Project
Incident Triage Platform (Agent + MCP + Airflow)
Evidence-driven incident triage platform where an agent calls a guarded MCP control plane, Airflow collects/normalizes evidence, and safe actions create tickets or send notifications with audit and idempotency.
Problem statement
Modern incident response often breaks down across disconnected systems: alerts fire in one tool, evidence lives in another, and ticketing/notifications happen manually. I wanted a platform where an AI agent could help triage incidents without being given direct access to infrastructure or production systems.
Architecture overview
The platform is built around a guarded MCP control plane:
- Agent (LangGraph) decides what to do and calls MCP tools only
- MCP server enforces RBAC, safe-action gating, audit logging, and idempotency
- Airflow orchestrates evidence collection and produces a normalized
EvidenceBundle v1 - Ticketing / notifications (Jira, ServiceNow, Slack, Teams) are executed as controlled actions
What I built
- MCP incident triage server with tool-based workflows for:
- evidence retrieval / waiting for bundles
- deterministic triage summaries
- Jira draft + create ticket flows
- Slack / Teams notifications
- Safe actions layer with:
- RBAC roles
- confirm-token gating for live actions
- audit logging
- idempotent ticket creation (retry-safe)

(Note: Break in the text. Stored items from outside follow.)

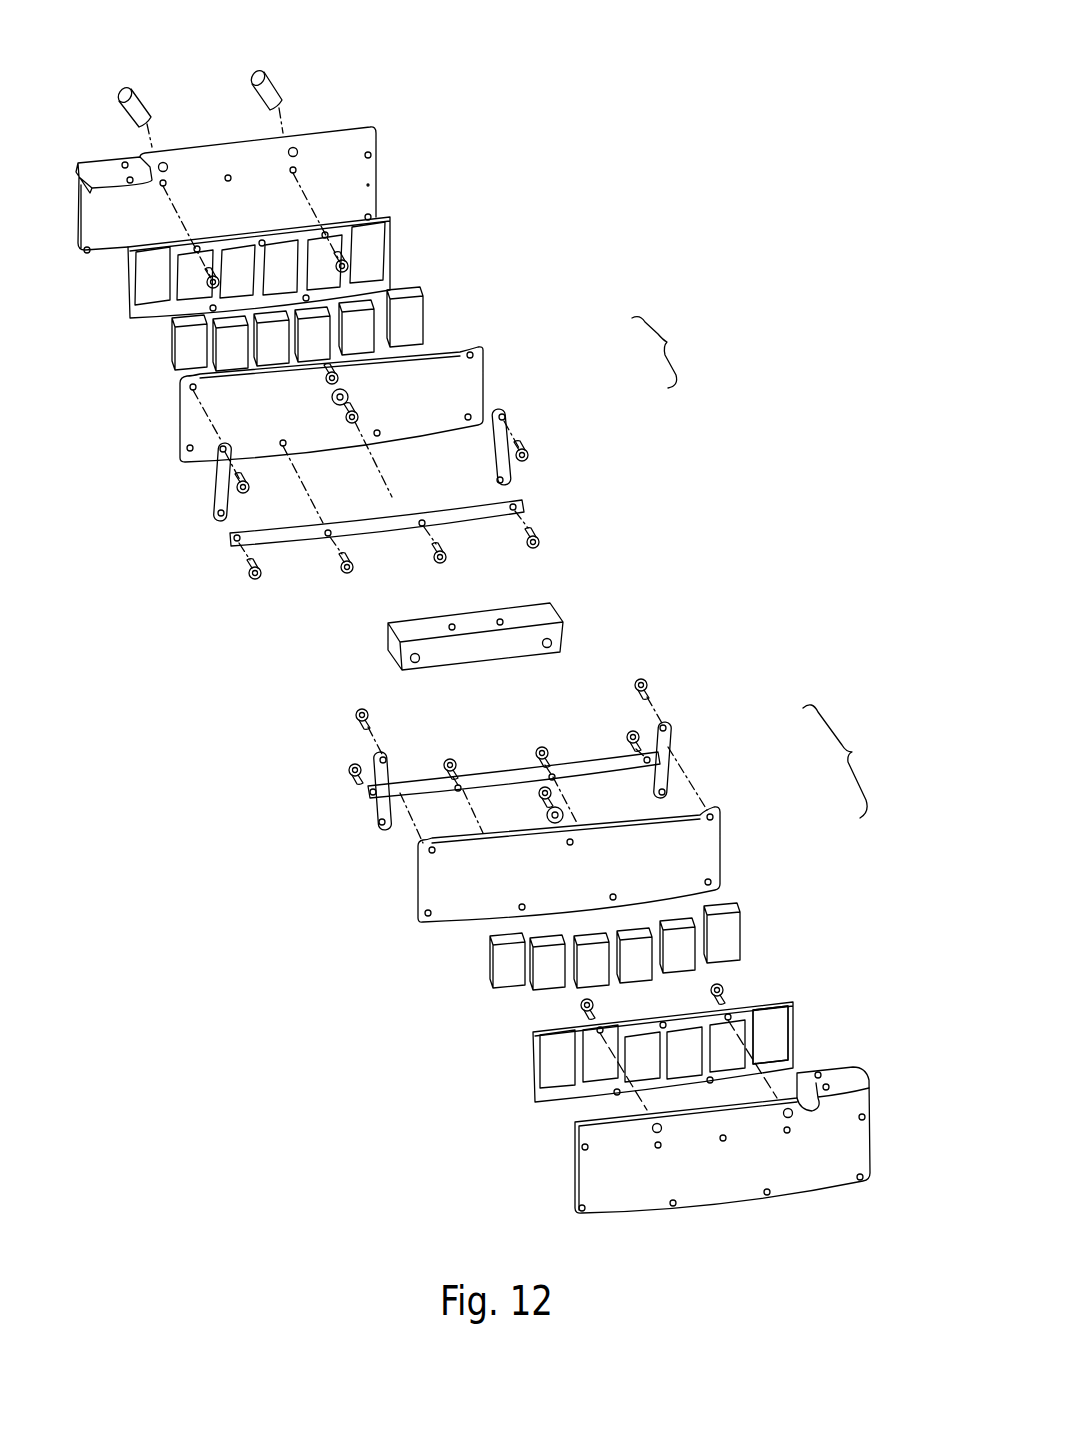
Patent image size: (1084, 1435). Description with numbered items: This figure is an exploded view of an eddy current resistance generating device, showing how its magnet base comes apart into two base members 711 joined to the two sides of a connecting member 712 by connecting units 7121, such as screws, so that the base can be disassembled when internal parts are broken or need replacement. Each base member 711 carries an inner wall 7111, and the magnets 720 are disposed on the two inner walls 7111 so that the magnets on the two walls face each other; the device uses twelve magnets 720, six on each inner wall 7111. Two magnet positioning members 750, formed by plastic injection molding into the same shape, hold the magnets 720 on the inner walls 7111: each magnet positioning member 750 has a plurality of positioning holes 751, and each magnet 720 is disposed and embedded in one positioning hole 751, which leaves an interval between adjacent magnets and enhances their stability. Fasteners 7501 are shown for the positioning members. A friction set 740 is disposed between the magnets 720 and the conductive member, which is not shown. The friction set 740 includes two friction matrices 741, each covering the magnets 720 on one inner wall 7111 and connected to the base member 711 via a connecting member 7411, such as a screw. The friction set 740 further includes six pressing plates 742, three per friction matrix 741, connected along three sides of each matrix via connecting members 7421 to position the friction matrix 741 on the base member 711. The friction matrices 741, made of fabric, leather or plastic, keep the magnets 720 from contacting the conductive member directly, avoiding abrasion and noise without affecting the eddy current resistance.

The base member 711 is at (355, 130).
The inner wall 7111 is at (371, 180).
The connecting unit 7121 is at (125, 88).
The connecting member 712 is at (558, 612).
The magnet 720 is at (415, 305).
The friction set 740 is at (771, 566).
The friction matrix 741 is at (485, 380).
The connecting member 7411 is at (348, 393).
The pressing plate 742 is at (505, 435).
The connecting member 7421 is at (530, 455).
The magnet positioning member 750 is at (393, 237).
The frame screw 7501 is at (205, 280).
The positioning hole 751 is at (770, 1020).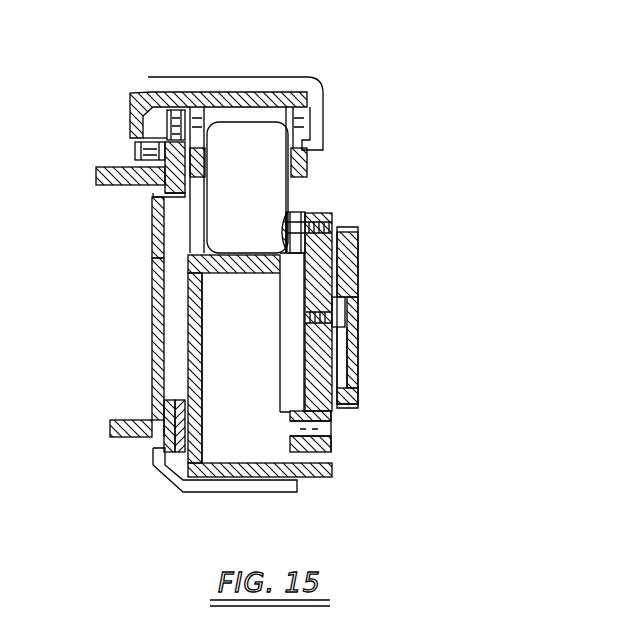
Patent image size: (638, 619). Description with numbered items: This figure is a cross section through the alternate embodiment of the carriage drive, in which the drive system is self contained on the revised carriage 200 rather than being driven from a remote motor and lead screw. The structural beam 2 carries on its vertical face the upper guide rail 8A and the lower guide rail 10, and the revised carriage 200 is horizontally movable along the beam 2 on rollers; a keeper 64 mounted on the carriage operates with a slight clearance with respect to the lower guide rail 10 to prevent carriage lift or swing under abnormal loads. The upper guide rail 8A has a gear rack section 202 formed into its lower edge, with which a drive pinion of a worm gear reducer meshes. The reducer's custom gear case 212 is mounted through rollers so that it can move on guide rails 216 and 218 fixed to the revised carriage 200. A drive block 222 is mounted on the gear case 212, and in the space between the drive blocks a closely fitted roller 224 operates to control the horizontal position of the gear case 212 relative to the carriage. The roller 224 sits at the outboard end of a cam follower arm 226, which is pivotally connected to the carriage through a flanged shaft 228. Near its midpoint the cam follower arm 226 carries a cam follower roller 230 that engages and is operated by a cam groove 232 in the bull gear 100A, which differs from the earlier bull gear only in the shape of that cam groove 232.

The revised carriage 200 is at (318, 80).
The guide rail 216 is at (207, 160).
The guide rail 218 is at (306, 165).
The gear case 212 is at (288, 192).
The drive block 222 is at (290, 202).
The cam follower arm 226 is at (332, 213).
The roller 224 is at (332, 255).
The cam follower roller 230 is at (347, 325).
The cam groove 232 is at (340, 365).
The bull gear 100A is at (358, 400).
The flanged shaft 228 is at (332, 430).
The upper guide rail 8A is at (163, 186).
The gear rack section 202 is at (168, 195).
The structural beam 2 is at (152, 330).
The lower guide rail 10 is at (168, 400).
The keeper 64 is at (170, 480).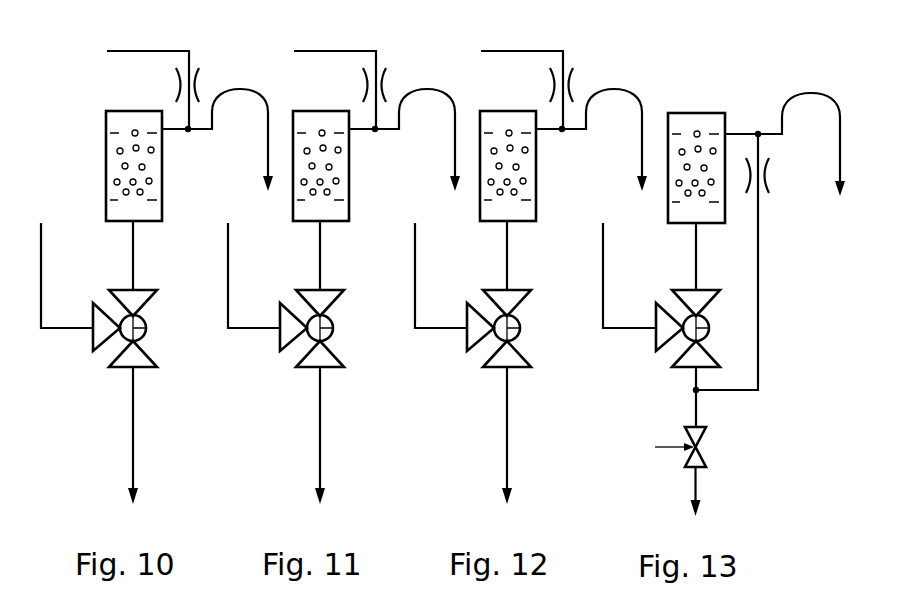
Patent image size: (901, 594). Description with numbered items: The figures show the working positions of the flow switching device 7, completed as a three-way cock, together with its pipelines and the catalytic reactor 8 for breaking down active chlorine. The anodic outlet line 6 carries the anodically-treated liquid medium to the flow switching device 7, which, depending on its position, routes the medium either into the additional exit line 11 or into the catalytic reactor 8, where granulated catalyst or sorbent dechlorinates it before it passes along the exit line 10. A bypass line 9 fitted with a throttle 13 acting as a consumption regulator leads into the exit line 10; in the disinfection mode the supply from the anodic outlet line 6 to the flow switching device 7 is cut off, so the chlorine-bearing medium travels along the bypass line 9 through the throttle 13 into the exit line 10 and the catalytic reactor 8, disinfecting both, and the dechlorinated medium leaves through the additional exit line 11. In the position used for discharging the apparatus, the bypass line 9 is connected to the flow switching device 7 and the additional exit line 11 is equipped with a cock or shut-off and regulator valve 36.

In FIG. 10, the anodic outlet line 6 is at (41, 285).
In FIG. 11, the anodic outlet line 6 is at (262, 275).
In FIG. 12, the anodic outlet line 6 is at (449, 275).
In FIG. 13, the anodic outlet line 6 is at (603, 285).
In FIG. 10, the flow switching device 7 is at (120, 338).
In FIG. 11, the flow switching device 7 is at (276, 308).
In FIG. 12, the flow switching device 7 is at (463, 308).
In FIG. 13, the flow switching device 7 is at (683, 338).
In FIG. 10, the catalytic reactor 8 is at (140, 212).
In FIG. 11, the catalytic reactor 8 is at (334, 193).
In FIG. 12, the catalytic reactor 8 is at (521, 193).
In FIG. 13, the catalytic reactor 8 is at (702, 215).
In FIG. 10, the bypass line 9 is at (162, 52).
In FIG. 11, the bypass line 9 is at (324, 91).
In FIG. 12, the bypass line 9 is at (511, 91).
In FIG. 13, the bypass line 9 is at (760, 302).
In FIG. 10, the exit line 10 is at (264, 101).
In FIG. 11, the exit line 10 is at (404, 140).
In FIG. 12, the exit line 10 is at (591, 140).
In FIG. 13, the exit line 10 is at (838, 132).
In FIG. 10, the additional exit line 11 is at (130, 470).
In FIG. 11, the additional exit line 11 is at (266, 435).
In FIG. 12, the additional exit line 11 is at (453, 435).
In FIG. 13, the additional exit line 11 is at (693, 485).
In FIG. 10, the throttle 13 is at (198, 86).
In FIG. 11, the throttle 13 is at (403, 61).
In FIG. 12, the throttle 13 is at (590, 61).
In FIG. 13, the throttle 13 is at (771, 181).
In FIG. 13, the shut-off and regulator valve 36 is at (700, 450).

- Airflow integration for triggering incident evidence DAGs and reading artifacts
- Standalone mode (no Airflow required) for local demos / testing
- Networked agent mode so the LangGraph agent calls MCP over
streamable-http - Kubernetes + Helm deployment path for MCP and one-shot agent Jobs
Technical decisions & tradeoffs
-
Thin MCP, heavy evidence pipeline in Airflow
- Kept provider-specific evidence collection out of the MCP server
- Tradeoff: more orchestration complexity, but cleaner control-plane boundaries
-
Bundle-first triage (
EvidenceBundle v1)- Standardized evidence format for deterministic summaries and action payloads
- Tradeoff: requires a normalization layer, but simplifies downstream tooling
-
Agent as Kubernetes Job (one incident = one run)
- Strong isolation and clear retry semantics
- Tradeoff: requires a dispatcher/webhook service for fully automated event ingestion
-
Workflow backend split from evidence backend
WORKFLOW_BACKEND=airflow|noneEVIDENCE_BACKEND=fs|s3|none- Tradeoff: slightly more configuration, but much cleaner local vs prod deployments
Reliability, governance, and security
- Audit logging for tool requests and outcomes
- Idempotency mapping for ticket creation retries
- RBAC + confirm-token approvals for live actions
- Bundle-only mode to disable direct provider fetch tools and rely on normalized evidence
- Airflow 2/3 compatibility (including Airflow 3 API v2 + token auth)
Deployment modes
- Local / standalone: fs evidence backend, mock Jira, stdio MCP
- Local / k8s prod-sim: MCP + agent Job + Airflow on Kubernetes with shared PVC artifacts
- Prod target: Airflow orchestration + object storage evidence backend + guarded MCP actions
What this project demonstrates
This project demonstrates how to combine agentic workflows with enterprise controls: models can assist with incident triage, but all actions are mediated by a policy-aware control plane with explicit guardrails and auditability.